P. Arsuaga, diputado: ¡Silencio total! Gracias. Por la presente, expongo que cuando en el curso de los acontecimientos se hace clara una necesidad del pueblo y por el pueblo, no se requiere para nada el caos. Así que, en esa misma línea, los partidos anarquistas no tienen futuro ninguno. Por tanto, los cerdos voladores, continúo, deben ser retirados del espacio aéreo nacional, pues manchan el orgullo y la dignidad de los españoles, y por tanto de la unidad y separación de España por igual y por desigual. Así, cuando digo que la política es demasiado seria para tomársela en serio, prosigo, hablo muy en serio. En conclusión, se puede considerar que, dejando a un lado el asunto del cultivo de las remolachas borriqueras, que queda aceptado, los chatos y los narigudos, para terminar, deberán tener los mismos derechos ante el máximo representante de la ley y el orden en este magnífico país que es España, y que la conserva libre de delincuencia y demás demagogias antidemocráticas, y repito antidemocráticas, que causan la vergüenza de todo español decente.
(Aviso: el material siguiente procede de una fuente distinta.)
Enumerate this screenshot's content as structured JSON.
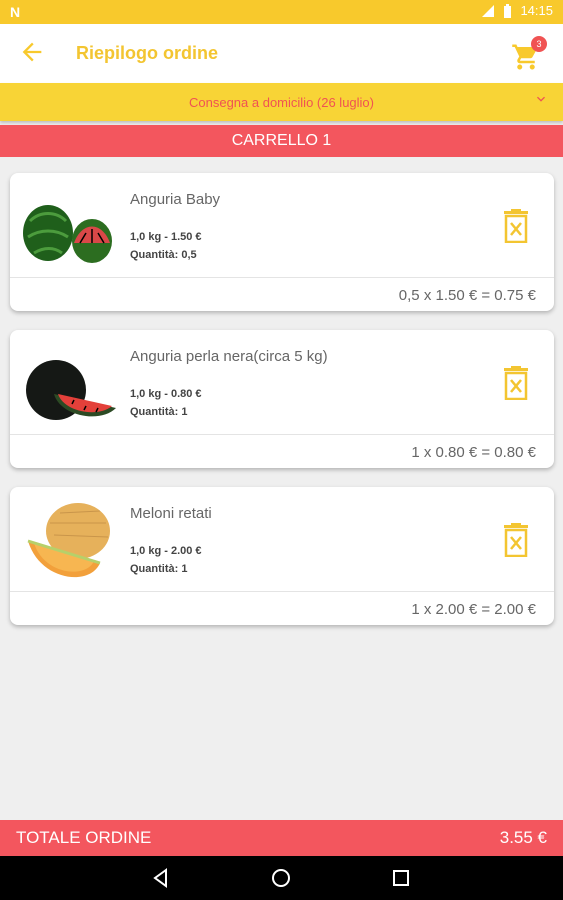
{
  "status_bar": {
    "time": "14:15",
    "left_icon": "N"
  },
  "app_bar": {
    "title": "Riepilogo ordine",
    "cart_count": "3"
  },
  "delivery": {
    "label": "Consegna a domicilio (26 luglio)"
  },
  "cart": {
    "header": "CARRELLO 1"
  },
  "items": [
    {
      "name": "Anguria Baby",
      "weight_price": "1,0 kg - 1.50 €",
      "quantity": "Quantità: 0,5",
      "subtotal": "0,5 x 1.50 € = 0.75 €"
    },
    {
      "name": "Anguria perla nera(circa 5 kg)",
      "weight_price": "1,0 kg - 0.80 €",
      "quantity": "Quantità: 1",
      "subtotal": "1 x 0.80 € = 0.80 €"
    },
    {
      "name": "Meloni retati",
      "weight_price": "1,0 kg - 2.00 €",
      "quantity": "Quantità: 1",
      "subtotal": "1 x 2.00 € = 2.00 €"
    }
  ],
  "total": {
    "label": "TOTALE ORDINE",
    "value": "3.55 €"
  },
  "colors": {
    "accent_yellow": "#f8c92c",
    "accent_red": "#f3565e"
  }
}
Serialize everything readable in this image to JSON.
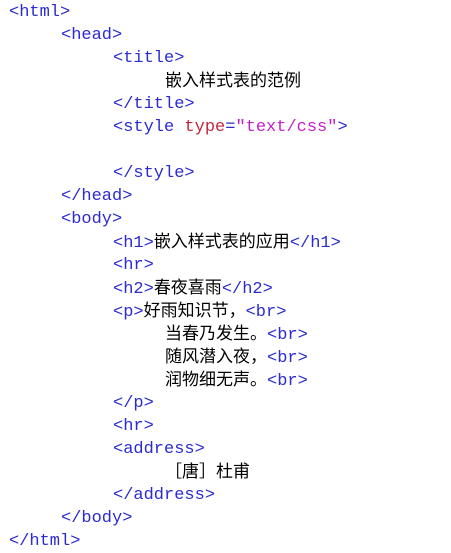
{
  "lines": [
    {
      "indent": 0,
      "parts": [
        {
          "t": "tag",
          "v": "<html>"
        }
      ]
    },
    {
      "indent": 1,
      "parts": [
        {
          "t": "tag",
          "v": "<head>"
        }
      ]
    },
    {
      "indent": 2,
      "parts": [
        {
          "t": "tag",
          "v": "<title>"
        }
      ]
    },
    {
      "indent": 3,
      "parts": [
        {
          "t": "txt",
          "v": "嵌入样式表的范例"
        }
      ]
    },
    {
      "indent": 2,
      "parts": [
        {
          "t": "tag",
          "v": "</title>"
        }
      ]
    },
    {
      "indent": 2,
      "parts": [
        {
          "t": "tag",
          "v": "<style "
        },
        {
          "t": "attr",
          "v": "type"
        },
        {
          "t": "tag",
          "v": "="
        },
        {
          "t": "val",
          "v": "\"text/css\""
        },
        {
          "t": "tag",
          "v": ">"
        }
      ]
    },
    {
      "indent": 2,
      "parts": []
    },
    {
      "indent": 2,
      "parts": [
        {
          "t": "tag",
          "v": "</style>"
        }
      ]
    },
    {
      "indent": 1,
      "parts": [
        {
          "t": "tag",
          "v": "</head>"
        }
      ]
    },
    {
      "indent": 1,
      "parts": [
        {
          "t": "tag",
          "v": "<body>"
        }
      ]
    },
    {
      "indent": 2,
      "parts": [
        {
          "t": "tag",
          "v": "<h1>"
        },
        {
          "t": "txt",
          "v": "嵌入样式表的应用"
        },
        {
          "t": "tag",
          "v": "</h1>"
        }
      ]
    },
    {
      "indent": 2,
      "parts": [
        {
          "t": "tag",
          "v": "<hr>"
        }
      ]
    },
    {
      "indent": 2,
      "parts": [
        {
          "t": "tag",
          "v": "<h2>"
        },
        {
          "t": "txt",
          "v": "春夜喜雨"
        },
        {
          "t": "tag",
          "v": "</h2>"
        }
      ]
    },
    {
      "indent": 2,
      "parts": [
        {
          "t": "tag",
          "v": "<p>"
        },
        {
          "t": "txt",
          "v": "好雨知识节，"
        },
        {
          "t": "tag",
          "v": "<br>"
        }
      ]
    },
    {
      "indent": 3,
      "parts": [
        {
          "t": "txt",
          "v": "当春乃发生。"
        },
        {
          "t": "tag",
          "v": "<br>"
        }
      ]
    },
    {
      "indent": 3,
      "parts": [
        {
          "t": "txt",
          "v": "随风潜入夜，"
        },
        {
          "t": "tag",
          "v": "<br>"
        }
      ]
    },
    {
      "indent": 3,
      "parts": [
        {
          "t": "txt",
          "v": "润物细无声。"
        },
        {
          "t": "tag",
          "v": "<br>"
        }
      ]
    },
    {
      "indent": 2,
      "parts": [
        {
          "t": "tag",
          "v": "</p>"
        }
      ]
    },
    {
      "indent": 2,
      "parts": [
        {
          "t": "tag",
          "v": "<hr>"
        }
      ]
    },
    {
      "indent": 2,
      "parts": [
        {
          "t": "tag",
          "v": "<address>"
        }
      ]
    },
    {
      "indent": 3,
      "parts": [
        {
          "t": "txt",
          "v": "［唐］杜甫"
        }
      ]
    },
    {
      "indent": 2,
      "parts": [
        {
          "t": "tag",
          "v": "</address>"
        }
      ]
    },
    {
      "indent": 1,
      "parts": [
        {
          "t": "tag",
          "v": "</body>"
        }
      ]
    },
    {
      "indent": 0,
      "parts": [
        {
          "t": "tag",
          "v": "</html>"
        }
      ]
    }
  ],
  "colors": {
    "tag": "#2b2bd1",
    "attribute": "#c0283a",
    "string": "#c21fc8",
    "text": "#000000",
    "background": "#ffffff"
  }
}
Me estoy refiriendo al soberbio edificio, y sus componentes interiores, del Tribunal de las Narices. No obstante, dada la casualidad de que los movimientos antidemocráticos se adueñen del país, finalizo, el último gobernante de España en instancia, para gobernar el país frente a la rebeldía de los terroristas que pretenden acabar con el país, debería ser nuestro bienamado y/o malamado Rey Don Juan Carlos Primero, Rey de las Infinitas Españas. ¡Y dicho, esto, no tengo más que añadir!.
*Nota en confianza: Creo que será obvio que nunca ha existido ni el señor G. Méndez ni P. Arsuaga, ni este discurso ha existido de verdad. Pero no es una gracieta como la de Gödel de "Esta frase no existe", no, sino que es un discurso completamente ficticio.